Some subscribers open everything you send. Others open once every few months. Some clicked five emails in a row, then nothing for weeks. These patterns tell you who's genuinely engaged versus who's passively on your list.
What to track:
Segment your list by engagement recency. Who opened in the last 7 days? 30 days? 90 days? Never?
Watch for engagement decay. If someone goes from opening every email to opening every third email to not opening at all, they're slowly churning. Catch them before they're completely disengaged.
What to do:
Create win-back campaigns for people who haven't engaged in 60-90 days.

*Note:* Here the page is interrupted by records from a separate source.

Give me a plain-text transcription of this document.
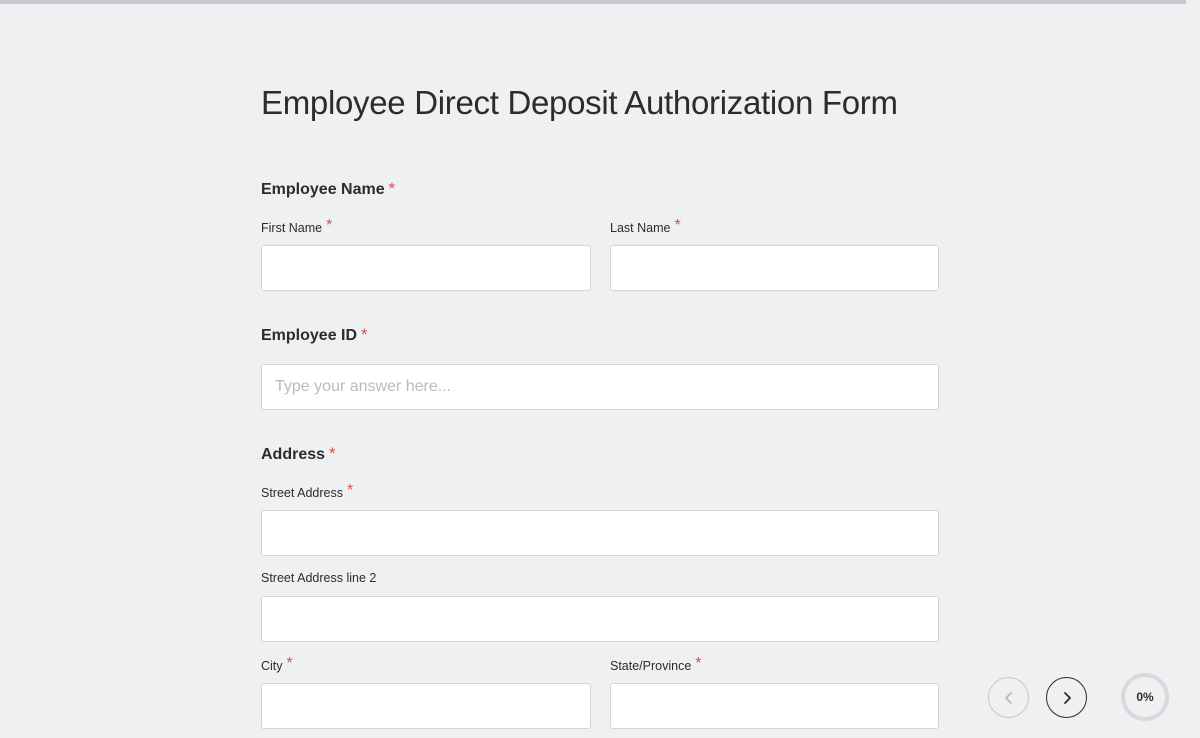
Employee Direct Deposit Authorization Form
Employee Name *
First Name *	Last Name *
Employee ID *
Type your answer here...
Address *
Street Address *
Street Address line 2
City *	State/Province *
0%
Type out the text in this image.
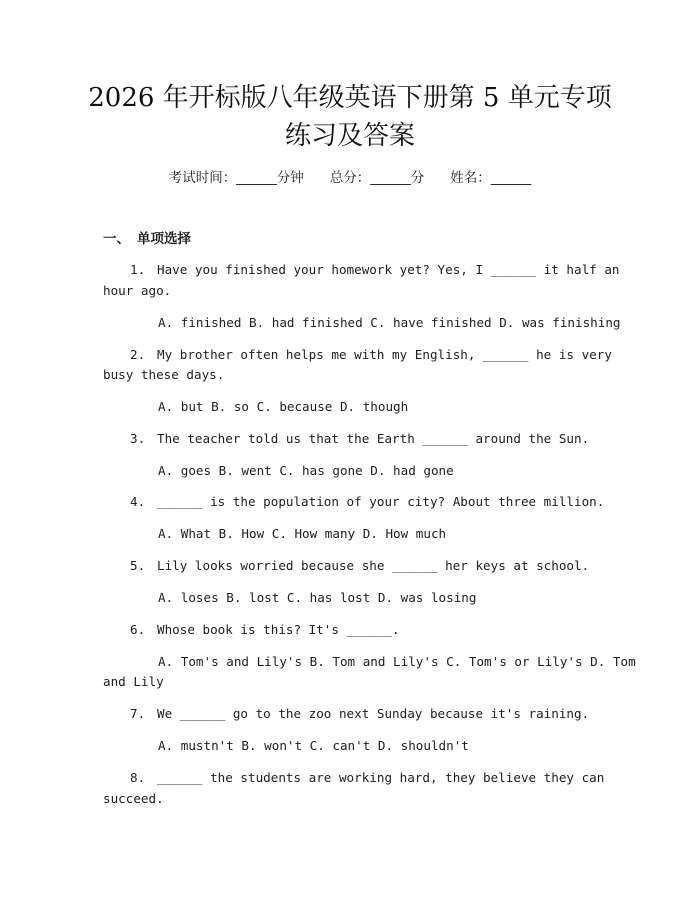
2026 年开标版八年级英语下册第 5 单元专项
练习及答案
考试时间：______分钟 总分：______分 姓名：______
一、 单项选择
1. Have you finished your homework yet? Yes, I ______ it half an
hour ago.
A. finished B. had finished C. have finished D. was finishing
2. My brother often helps me with my English, ______ he is very
busy these days.
A. but B. so C. because D. though
3. The teacher told us that the Earth ______ around the Sun.
A. goes B. went C. has gone D. had gone
4. ______ is the population of your city? About three million.
A. What B. How C. How many D. How much
5. Lily looks worried because she ______ her keys at school.
A. loses B. lost C. has lost D. was losing
6. Whose book is this? It's ______.
A. Tom's and Lily's B. Tom and Lily's C. Tom's or Lily's D. Tom
and Lily
7. We ______ go to the zoo next Sunday because it's raining.
A. mustn't B. won't C. can't D. shouldn't
8. ______ the students are working hard, they believe they can
succeed.
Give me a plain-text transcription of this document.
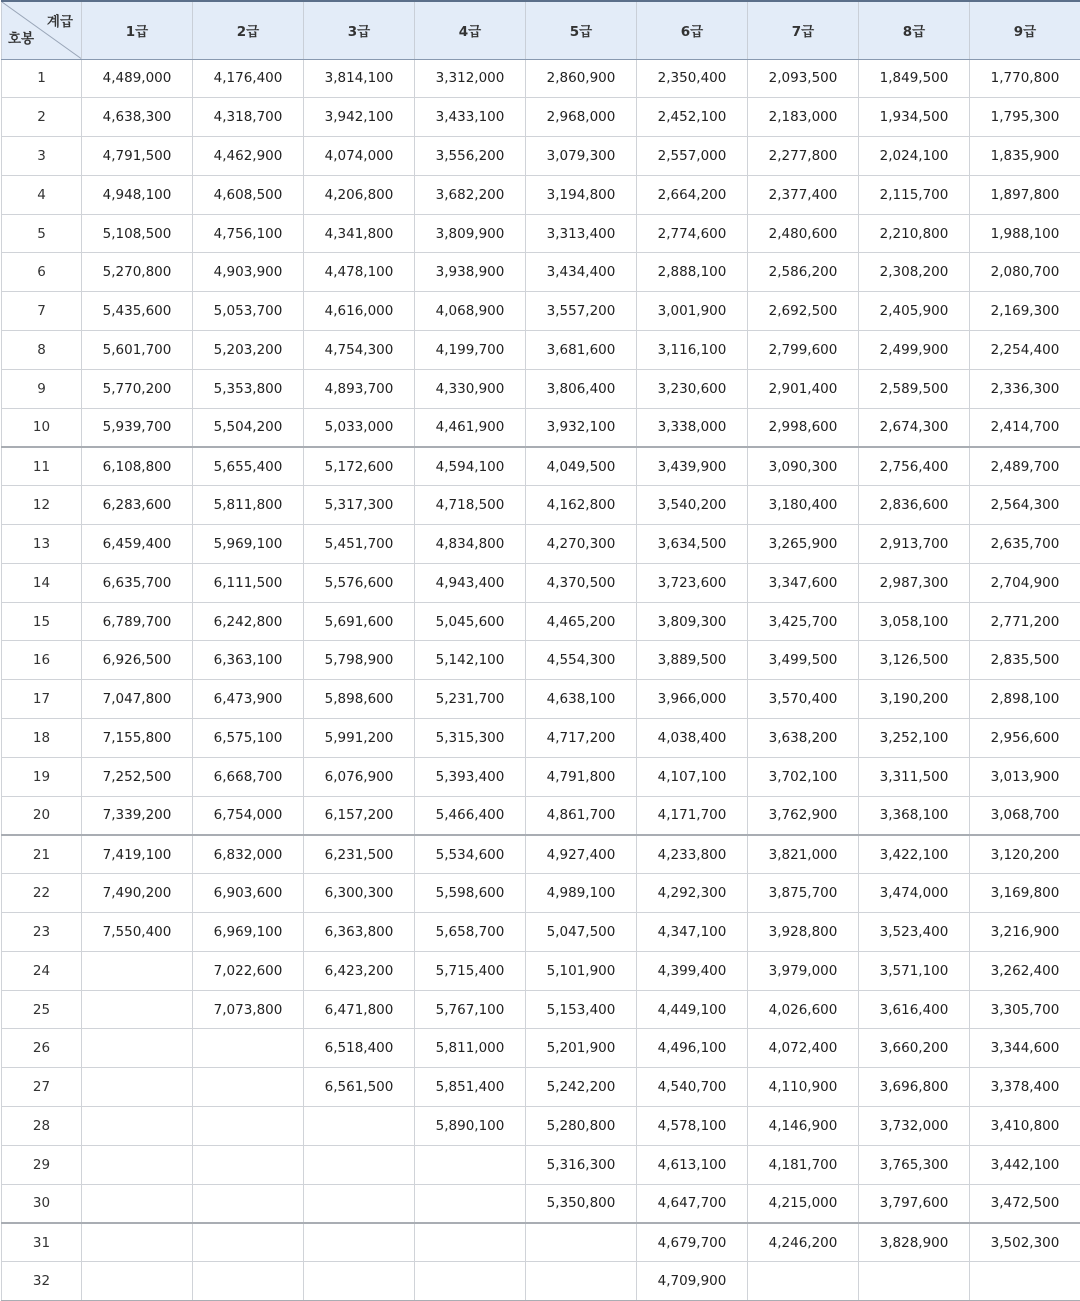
계급
호봉	1급	2급	3급	4급	5급	6급	7급	8급	9급
1	4,489,000	4,176,400	3,814,100	3,312,000	2,860,900	2,350,400	2,093,500	1,849,500	1,770,800
2	4,638,300	4,318,700	3,942,100	3,433,100	2,968,000	2,452,100	2,183,000	1,934,500	1,795,300
3	4,791,500	4,462,900	4,074,000	3,556,200	3,079,300	2,557,000	2,277,800	2,024,100	1,835,900
4	4,948,100	4,608,500	4,206,800	3,682,200	3,194,800	2,664,200	2,377,400	2,115,700	1,897,800
5	5,108,500	4,756,100	4,341,800	3,809,900	3,313,400	2,774,600	2,480,600	2,210,800	1,988,100
6	5,270,800	4,903,900	4,478,100	3,938,900	3,434,400	2,888,100	2,586,200	2,308,200	2,080,700
7	5,435,600	5,053,700	4,616,000	4,068,900	3,557,200	3,001,900	2,692,500	2,405,900	2,169,300
8	5,601,700	5,203,200	4,754,300	4,199,700	3,681,600	3,116,100	2,799,600	2,499,900	2,254,400
9	5,770,200	5,353,800	4,893,700	4,330,900	3,806,400	3,230,600	2,901,400	2,589,500	2,336,300
10	5,939,700	5,504,200	5,033,000	4,461,900	3,932,100	3,338,000	2,998,600	2,674,300	2,414,700
11	6,108,800	5,655,400	5,172,600	4,594,100	4,049,500	3,439,900	3,090,300	2,756,400	2,489,700
12	6,283,600	5,811,800	5,317,300	4,718,500	4,162,800	3,540,200	3,180,400	2,836,600	2,564,300
13	6,459,400	5,969,100	5,451,700	4,834,800	4,270,300	3,634,500	3,265,900	2,913,700	2,635,700
14	6,635,700	6,111,500	5,576,600	4,943,400	4,370,500	3,723,600	3,347,600	2,987,300	2,704,900
15	6,789,700	6,242,800	5,691,600	5,045,600	4,465,200	3,809,300	3,425,700	3,058,100	2,771,200
16	6,926,500	6,363,100	5,798,900	5,142,100	4,554,300	3,889,500	3,499,500	3,126,500	2,835,500
17	7,047,800	6,473,900	5,898,600	5,231,700	4,638,100	3,966,000	3,570,400	3,190,200	2,898,100
18	7,155,800	6,575,100	5,991,200	5,315,300	4,717,200	4,038,400	3,638,200	3,252,100	2,956,600
19	7,252,500	6,668,700	6,076,900	5,393,400	4,791,800	4,107,100	3,702,100	3,311,500	3,013,900
20	7,339,200	6,754,000	6,157,200	5,466,400	4,861,700	4,171,700	3,762,900	3,368,100	3,068,700
21	7,419,100	6,832,000	6,231,500	5,534,600	4,927,400	4,233,800	3,821,000	3,422,100	3,120,200
22	7,490,200	6,903,600	6,300,300	5,598,600	4,989,100	4,292,300	3,875,700	3,474,000	3,169,800
23	7,550,400	6,969,100	6,363,800	5,658,700	5,047,500	4,347,100	3,928,800	3,523,400	3,216,900
24		7,022,600	6,423,200	5,715,400	5,101,900	4,399,400	3,979,000	3,571,100	3,262,400
25		7,073,800	6,471,800	5,767,100	5,153,400	4,449,100	4,026,600	3,616,400	3,305,700
26			6,518,400	5,811,000	5,201,900	4,496,100	4,072,400	3,660,200	3,344,600
27			6,561,500	5,851,400	5,242,200	4,540,700	4,110,900	3,696,800	3,378,400
28				5,890,100	5,280,800	4,578,100	4,146,900	3,732,000	3,410,800
29					5,316,300	4,613,100	4,181,700	3,765,300	3,442,100
30					5,350,800	4,647,700	4,215,000	3,797,600	3,472,500
31						4,679,700	4,246,200	3,828,900	3,502,300
32						4,709,900			
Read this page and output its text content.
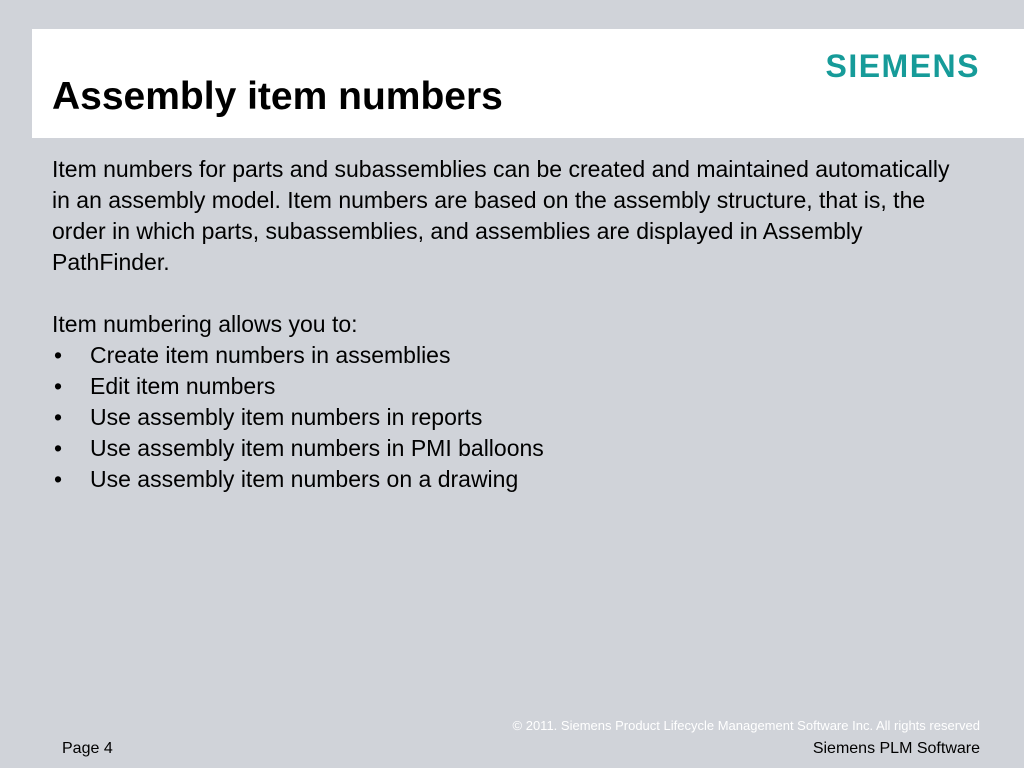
SIEMENS
Assembly item numbers

Item numbers for parts and subassemblies can be created and maintained automatically in an assembly model. Item numbers are based on the assembly structure, that is, the order in which parts, subassemblies, and assemblies are displayed in Assembly PathFinder.

Item numbering allows you to:

• Create item numbers in assemblies
• Edit item numbers
• Use assembly item numbers in reports
• Use assembly item numbers in PMI balloons
• Use assembly item numbers on a drawing
© 2011. Siemens Product Lifecycle Management Software Inc. All rights reserved
Page 4	Siemens PLM Software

Ask if they still want to hear from you, offer to change email frequency, or give them a compelling reason to re-engage.
For your most engaged subscribers, consider sending them more content or exclusive offers. These are your best customers, don't ignore them by treating everyone the same.
Regularly clean your list by removing people who haven't engaged in 6+ months. They're hurting your metrics and costing you money with no benefit.
Individual metrics are useful, but reading them in combination tells you what's actually happening.
High opens, low clicks: Subject line works but content doesn't deliver. Your emails promise one thing and deliver another, or your CTAs are weak.
Low opens, high clicks: Subject lines are terrible but content is great. The people who do open are highly engaged. Improve your subject lines.
High clicks, low conversions: Email is working, but your landing page, offer, or next step is broken. Fix what happens after the click.
Rising unsubscribes, stable complaints: People are politely leaving instead of marking you spam. Content mismatch, but you're making it easy to opt out. Good.
Rising complaints, rising unsubscribes: People are so frustrated they're taking multiple actions to stop hearing from you. Major content problem or you're emailing the wrong people.
High bounces, high complaints: List quality disaster. You're sending to bad addresses and the ones that do exist don't want your emails. Stop immediately and clean your list.
Declining engagement across all metrics: General relevance decay. Your content is becoming less interesting, you're sending too frequently, or your audience is changing and you're not adapting.
Look at your metrics together every week, not just when something goes wrong. Patterns emerge over time that aren't visible in single sends.
Some metrics look impressive but tell you nothing useful:
Total subscribers: Meaningless without engagement rates. 100,000 subscribers with 1% engagement is worse than 10,000 with 20% engagement. Quality over quantity always.
Email sent count: Sending more emails doesn't mean anything if they're not being read or acted on. Don't celebrate volume, celebrate engagement.
List growth rate: Growing fast is only good if you're growing with engaged, relevant subscribers. Adding 1,000 people who never open your emails hurts more than it helps.
Delivery rate: This just means the email technically arrived at a server somewhere. It doesn't mean it hit the inbox versus the spam folder. Focus on engagement, not technical delivery.
Stop tracking these or at least stop making decisions based on them. They make you feel good without indicating real email health.
You don't need to track everything at once. Start with the metrics that directly impact your sender reputation: complaint rate, bounce rate, and engagement patterns.
Get those right and you'll land in inboxes consistently. Then layer in conversion tracking and more sophisticated analysis as you scale.
The goal isn't to obsess over numbers. It's to understand what your audience is telling you through their behavior and respond accordingly. Low engagement means your content isn't relevant. High complaints mean you're annoying people. Rising bounces mean your list is degrading.
Fix the signals, and the numbers will improve naturally.